Christopher Smiths "Triangle" steht und fällt mit der Kenntnis des Film und in diesem Fall ist die Pointe ausnahmsweise mal mit der Gesamtkomposition des kompletten Plots verbunden, insofern macht es Smith dem Rezensenten schwer, sich ausgiebigst spoilerfrei über seine dritte Regiearbeit (nach "Creep" und "Severance", noch vor "Black Death") auszulassen, die unlogischerweise als einzige hierzulande nicht den Sprung ins Kino geschafft hat, obwohl sie in ihrer Geschlossenheit seine beste Arbeit darstellt.

Der Titel ist dann auch Programm (neben der Tatsache, daß wir u.a. auch im Bermudadreieck rumschippern), denn die Story wird fröhlich dreigeteilt. Daß da einiges im Argen liegt, beweisen aber schon die mysteriösen Vorspannszenen, von denen man zurecht annehmen kann, daß sie später noch von Bedeutung sein werden, auch wenn sie rätselhaft harmlos wirken. Melissa George kümmert sich darin etwas gestresst um ihren kleinen Sohn, der sich auffällig verhält (wenig später erfährt man von seinem Autismus), hadert mit der Hausarbeit, packt ihre Sachen, ein mysteriöses Türklingeln unterbricht sie (ohne, daß jemand vor der Tür steht), sie befüllt ihren Wagen und taucht schließlich etwas abwesend bei einem Segeltörn eines Freundes auf, um anzugeben, ihr Sohn sei in der Schule.
Während das Publikum schon fleißig kniffelt, schießt die Gruppe sektseliger Skipper in eine plötzliche Flaute, um dann in einem Instant-Sturm zu kentern, nachdem man ein mysteriöses Hilfesignal aufgefangen hat. Als Schiffbrüchige entert man einen plötzlich auftauchenden Ocean Liner, der nicht nur verlassen (und 70 Jahre alt) ist, sondern auch reichlich Deja Vu's zu bieten hat für George's "Jess". Und plötzlich geht ein maskierter Killer um...

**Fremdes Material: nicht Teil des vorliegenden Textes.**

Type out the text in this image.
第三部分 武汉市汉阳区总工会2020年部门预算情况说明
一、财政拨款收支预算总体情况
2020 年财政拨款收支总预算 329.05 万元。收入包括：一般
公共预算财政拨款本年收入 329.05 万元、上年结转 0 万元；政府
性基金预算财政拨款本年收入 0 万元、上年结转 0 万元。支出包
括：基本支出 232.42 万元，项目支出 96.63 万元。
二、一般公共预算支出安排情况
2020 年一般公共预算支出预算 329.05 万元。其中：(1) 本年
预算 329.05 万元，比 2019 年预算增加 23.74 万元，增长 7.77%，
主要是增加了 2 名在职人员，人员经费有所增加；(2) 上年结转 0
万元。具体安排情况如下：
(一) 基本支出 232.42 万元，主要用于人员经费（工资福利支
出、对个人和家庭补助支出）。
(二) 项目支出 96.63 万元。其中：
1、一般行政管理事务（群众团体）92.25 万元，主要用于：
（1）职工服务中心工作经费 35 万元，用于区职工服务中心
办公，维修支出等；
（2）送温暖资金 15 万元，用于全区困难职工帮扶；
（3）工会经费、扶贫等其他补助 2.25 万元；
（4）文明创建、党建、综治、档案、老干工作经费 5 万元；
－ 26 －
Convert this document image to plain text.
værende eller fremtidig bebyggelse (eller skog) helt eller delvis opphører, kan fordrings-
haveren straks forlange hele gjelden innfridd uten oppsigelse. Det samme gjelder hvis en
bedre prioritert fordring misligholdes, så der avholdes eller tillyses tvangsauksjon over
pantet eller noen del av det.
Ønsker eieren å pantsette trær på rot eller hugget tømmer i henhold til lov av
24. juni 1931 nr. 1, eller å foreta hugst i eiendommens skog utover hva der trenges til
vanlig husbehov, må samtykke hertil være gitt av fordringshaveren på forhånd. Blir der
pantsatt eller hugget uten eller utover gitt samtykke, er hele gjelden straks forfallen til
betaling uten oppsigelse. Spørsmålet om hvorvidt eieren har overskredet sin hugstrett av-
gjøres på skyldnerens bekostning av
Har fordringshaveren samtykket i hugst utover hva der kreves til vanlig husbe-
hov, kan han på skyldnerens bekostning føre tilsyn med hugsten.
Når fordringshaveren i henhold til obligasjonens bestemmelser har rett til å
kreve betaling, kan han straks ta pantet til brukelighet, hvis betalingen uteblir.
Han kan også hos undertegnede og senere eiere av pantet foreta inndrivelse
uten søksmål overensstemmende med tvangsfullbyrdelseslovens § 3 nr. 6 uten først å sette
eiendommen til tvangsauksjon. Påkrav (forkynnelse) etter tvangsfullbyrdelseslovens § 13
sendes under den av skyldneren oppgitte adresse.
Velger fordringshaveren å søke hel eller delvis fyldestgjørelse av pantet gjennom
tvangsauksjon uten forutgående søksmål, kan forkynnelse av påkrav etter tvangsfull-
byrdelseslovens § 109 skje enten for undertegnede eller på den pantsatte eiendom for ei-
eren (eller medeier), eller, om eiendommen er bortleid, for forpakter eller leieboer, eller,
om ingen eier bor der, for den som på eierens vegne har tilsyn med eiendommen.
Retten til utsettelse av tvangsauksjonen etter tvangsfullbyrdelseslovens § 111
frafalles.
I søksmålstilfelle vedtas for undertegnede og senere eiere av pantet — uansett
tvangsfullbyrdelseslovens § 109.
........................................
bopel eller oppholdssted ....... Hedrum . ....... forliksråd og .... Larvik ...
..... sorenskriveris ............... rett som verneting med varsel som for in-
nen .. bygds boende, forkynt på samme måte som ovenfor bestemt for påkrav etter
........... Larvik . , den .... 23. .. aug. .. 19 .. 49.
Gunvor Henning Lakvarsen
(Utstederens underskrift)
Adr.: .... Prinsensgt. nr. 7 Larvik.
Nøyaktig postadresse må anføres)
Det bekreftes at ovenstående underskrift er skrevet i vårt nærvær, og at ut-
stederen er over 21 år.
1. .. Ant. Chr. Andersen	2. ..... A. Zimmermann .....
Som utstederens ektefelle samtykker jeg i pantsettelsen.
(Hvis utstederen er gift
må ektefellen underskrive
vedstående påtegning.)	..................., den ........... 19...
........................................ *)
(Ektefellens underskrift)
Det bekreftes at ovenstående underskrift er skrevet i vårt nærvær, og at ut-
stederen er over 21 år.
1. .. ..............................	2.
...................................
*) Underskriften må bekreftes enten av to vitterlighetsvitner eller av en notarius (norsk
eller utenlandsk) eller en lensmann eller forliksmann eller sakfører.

Obwohl entspannt präsentiert, gönnt Smith dem Zuschauer keine Pause, der von den vielen kleinen Handlungselementen und Vorgängen dann doch erfolgreich mitgerissen wird, um sich relativ schnell in einer großen "Was-passiert-hier?"-Raterunde wiederzufinden. Geschickt glaubt man ständig, den Autoren dank Genreerfahrung ein Stück voraus zu sein, doch eine Weile hält Smith den Film erfolgreich in der Schwebe, so daß man nicht weiß, ob man jetzt in einem Zeitreisestück, einer Jenseitserfahrung, einem höllischen Trick oder einem simplen Slasherfilm mitspielt.
Doch kaum ist das erste Drittel vorbei, zieht Smith die Katze aus dem Hut und präsentiert das bisher Gesehene unter ganz neuen Vorzeichen, wobei er das Abgründige des bisher Gesehenen noch einmal entscheidet durch Rückblicke und Variationen bekannter Storyelemente vertieft - und einige wirklich erstaunlich grauenhafte Bilder bietet.
Schlußendlich wagt er dann im letzten Drittel den Ausbruch aus seinem diffizilen Konstrukt, um an den Anfang der Geschichte zurückzukehren und alle früheren Fingerzeige und Bilder zum Entsetzen des Publikums zu entschlüsseln.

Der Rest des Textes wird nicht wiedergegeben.